I mentioned the following the other day at EMD, but I thought I would mention it here, too.
Based on a blogpost about Outlook's recent security updates I decided to check my own Outlook account. I set up 2FA and have the option of receiving the code on my phone or at an alternate email address.
To test things, I went to a neighbor's house and tried to login to my account on her computer, as a hacker might who had one factor (my password) but not the second. Well, on the code page I clicked on the drop-down arrow and selected the option that "I don't have access to the other items" (again, as a hacker might). Outlook asked for another alternate email -- I gave it my aunt's -- and promptly sent a code to that other address!!

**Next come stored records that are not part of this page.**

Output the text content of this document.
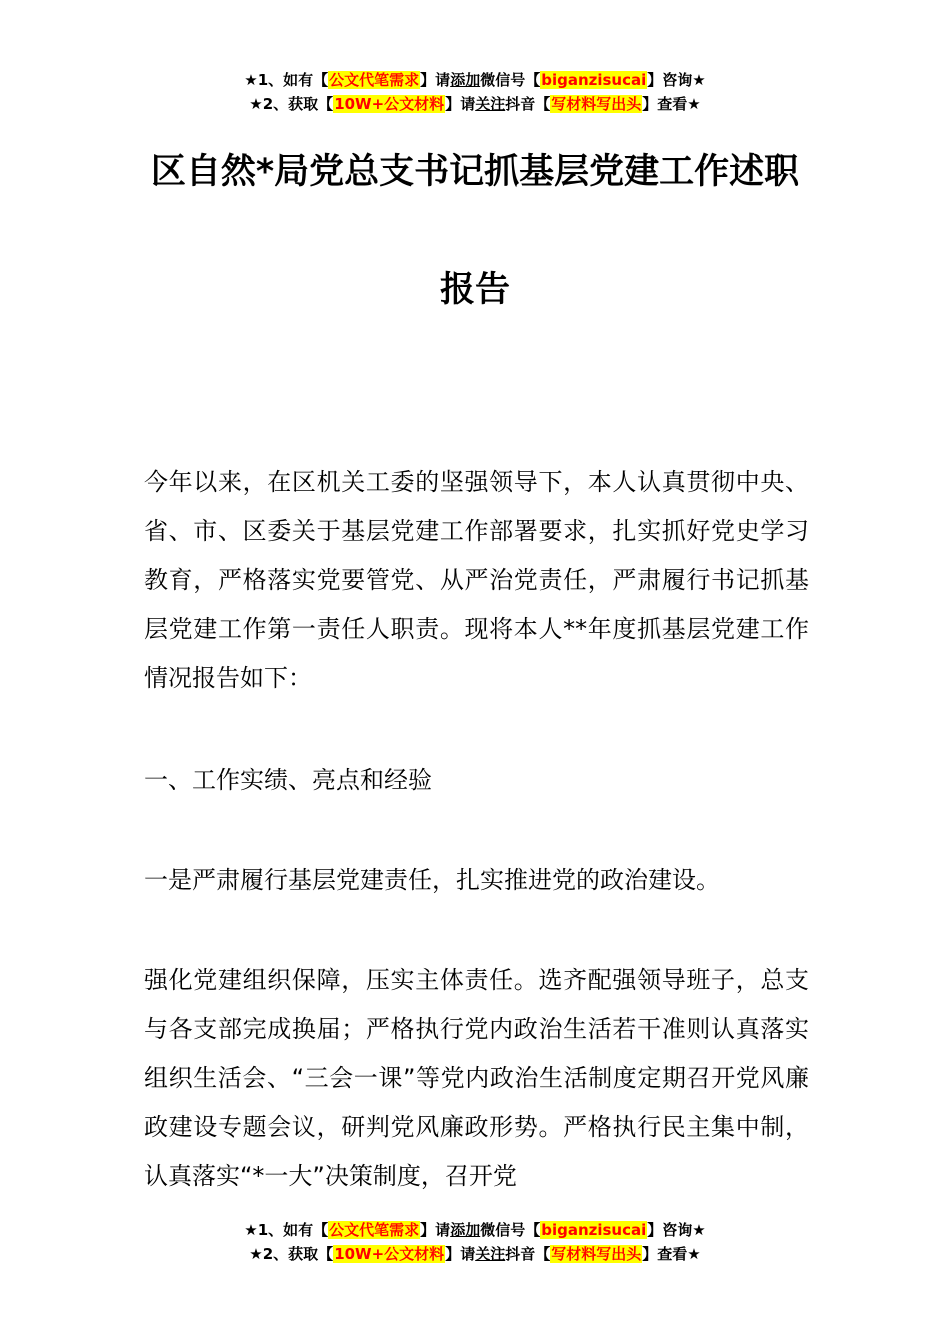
★1、如有【公文代笔需求】请添加微信号【biganzisucai】咨询★
★2、获取【10W+公文材料】请关注抖音【写材料写出头】查看★
区自然*局党总支书记抓基层党建工作述职
报告
今年以来，在区机关工委的坚强领导下，本人认真贯彻中央、省、市、区委关于基层党建工作部署要求，扎实抓好党史学习教育，严格落实党要管党、从严治党责任，严肃履行书记抓基层党建工作第一责任人职责。现将本人**年度抓基层党建工作情况报告如下：
一、工作实绩、亮点和经验
一是严肃履行基层党建责任，扎实推进党的政治建设。
强化党建组织保障，压实主体责任。选齐配强领导班子，总支与各支部完成换届；严格执行党内政治生活若干准则认真落实组织生活会、“三会一课”等党内政治生活制度定期召开党风廉政建设专题会议，研判党风廉政形势。严格执行民主集中制，认真落实“*一大”决策制度，召开党
★1、如有【公文代笔需求】请添加微信号【biganzisucai】咨询★
★2、获取【10W+公文材料】请关注抖音【写材料写出头】查看★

If this is the way MS's 2FA is supposed to work, it's not quite the level of security of Gmail's version, is it? It's like handing accounts to hackers on a silver platter, since many who have enabled 2FA are going to trust that enough to reduce the quality of their own passwords (from, say, 16 characters to 6). And, if my experience is repeatable for others, a whole lot of Outlook accounts are more vulnerable than they were before.
Incidentally, as I recall, my own computer is also a 'trusted pc,' according to MS. My aunt's is not. In fact, she doesn't even have a MS account of any kind. But I still got in to my "protected" Outlook account on her computer using nothing but the password!
Perhaps someone else could confirm this?